Moubarak :
« Une guerre en Iraq aura des conséquences redoutables »

Le président Moubarak a estimé dimanche dernier à Tochka que la situation est très mauvaise entre Israéliens et Palestiniens. « Sans retour à la table des négociations, il ne peut y avoir d'arrêt de la violence », a affirmé le chef de l'Etat. Il a estimé qu'Israël avait empêché les Palestiniens de se rendre à la conférence de Londres sur les réformes palestiniennes en réaction au refus du premier ministre britannique Tony Blair de rencontrer le ministre israélien des Affaires étrangères, Benyamin Netanyahu, fin décembre, lors de sa visite à Londres. M. Blair a ensuite rencontré le chef du Parti travailliste israélien, Amram Mitzna, à Londres. Ce qui a été interprété par M. Sharon comme une sorte de soutien à M. Mitzna, le rival de M. Sharon lors des prochaines législatives en Israël, le 28 janvier. Concernant son évaluation des répercussions d'une guerre contre l'Iraq sur le processus de paix au Proche-Orient, le président Moubarak a déclaré à Al-Ahram hebdo : « C'est une question à laquelle il est très difficile de répondre. Je ne veux pas en parler, sinon on dira que Moubarak prône ceci ou cela  ».

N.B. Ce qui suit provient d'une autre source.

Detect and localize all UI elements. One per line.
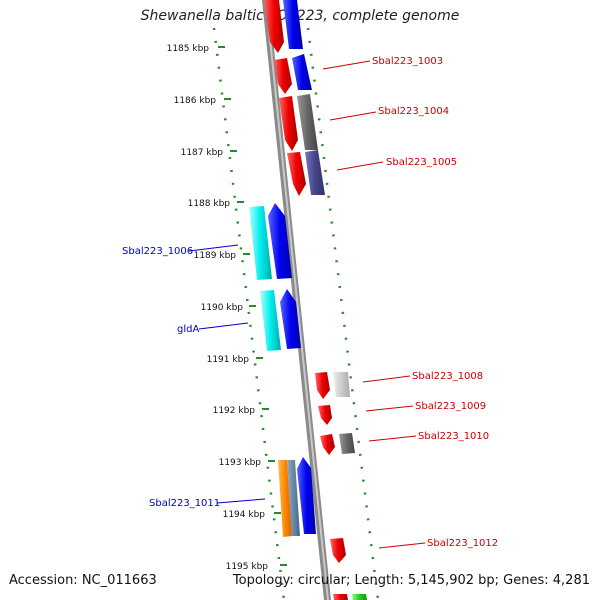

Moubarak a indiqué qu'une guerre ne fera que verser de l'huile sur le feu. « Les Turcs ont indiqué qu'ils avaient des idées, ils ont proposé l'envoi d'un émissaire à Saddam Hussein. Nous leur avons dit que nous sommes d'accord à condition d'avoir la bénédiction américaine, nous ne voulons pas avoir de problèmes », a affirmé le chef de l'Etat. Il n'a pas précisé si l'émissaire était le ministre turc du Commerce extérieur, Kursat Tuzmen, arrivé vendredi dernier en Iraq et qui avait indiqué être porteur d'un message du premier ministre turc, Abdullah Gul, à Saddam Hussein.

Moubarak avait rencontré le 5 janvier Abdullah Gul en Egypte. Il s'est rendu mardi 14 janvier en Arabie saoudite pour se concerter avec les dirigeants du royaume au sujet de la crise iraqienne.

« Une attaque militaire contre l'Iraq aurait des conséquences redoutables que personne ne peut prévoir », a-t-il ajouté. Pour le chef de l'Etat, aucun pays au monde ne peut empêcher les Etats-Unis de frapper l'Iraq. « Mais nous mettons en garde contre les conséquences d'une telle frappe et nous tentons de trouver un moyen de l'éviter », a-t-il affirmé.

Moubarak, qui s'est déclaré à plusieurs reprises opposé à une guerre en Iraq, a estimé à 50 % la possibilité de déclenchement d'une guerre contre ce pays, soulignant que Saddam Hussein en portait une grande responsabilité. « Nous lui avons dit qu'il doit supporter beaucoup de choses afin d'éviter l'extermination de son peuple », a-t-il conclu.